Our goal in being invited to Alaska was to see the Northern Lights or the Aurora Borealis. Upon arriving, we studied maps, asked locals, and downloaded Aurora apps to our phones. We sat up late, scanning the skies, and pinpointed best locations for sightings.

On our last night there, Othel and I hired a guide to “chase” the lights. He picked us up at 10 p.m. (1 a.m. Brandon time), and we rode to four different mountain tops for best viewing. The minus degree temps kept me in the truck, but Othel would try to see from a better vantage. The paralyzing wind gusts would soon rush him back into the truck.

Our guide pointed to one faint wisp of cloud-like formation in the sky and said that was the beginning of the lights, but it soon disappeared. Our chase ended at 2:30 a.m. The Fairbanks trip was a fabulous adventure, but it was still a disappointment to travel such a long way and not see what we hoped to see.

My spiritual nugget from this: People spend time, money and energy searching for joy, pleasure, and success and never find it. The right Guide is essential, and second hand knowledge of success stories is never the same as personal experience.

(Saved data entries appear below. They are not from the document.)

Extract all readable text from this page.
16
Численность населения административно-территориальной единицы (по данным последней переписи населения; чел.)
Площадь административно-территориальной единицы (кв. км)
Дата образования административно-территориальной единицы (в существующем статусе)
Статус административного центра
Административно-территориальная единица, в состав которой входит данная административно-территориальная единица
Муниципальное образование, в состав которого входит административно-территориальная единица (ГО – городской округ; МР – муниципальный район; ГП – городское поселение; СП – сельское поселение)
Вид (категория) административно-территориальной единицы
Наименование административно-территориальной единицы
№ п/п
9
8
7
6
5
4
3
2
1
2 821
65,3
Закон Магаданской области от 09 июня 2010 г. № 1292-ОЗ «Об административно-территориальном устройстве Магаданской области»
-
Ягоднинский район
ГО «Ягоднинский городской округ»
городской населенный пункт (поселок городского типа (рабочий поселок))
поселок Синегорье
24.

As our flight left Fairbanks, I thought of how we had looked expectantly, hopefully out our windows and in the frigid night air, hoping to see those miraculous lights. Had I ever looked for Christ’s return with such expectancy and desire? Did I wake each morning with the excitement that this might be the day?

There were some valuable things as well as painful things to learn in Fairbanks.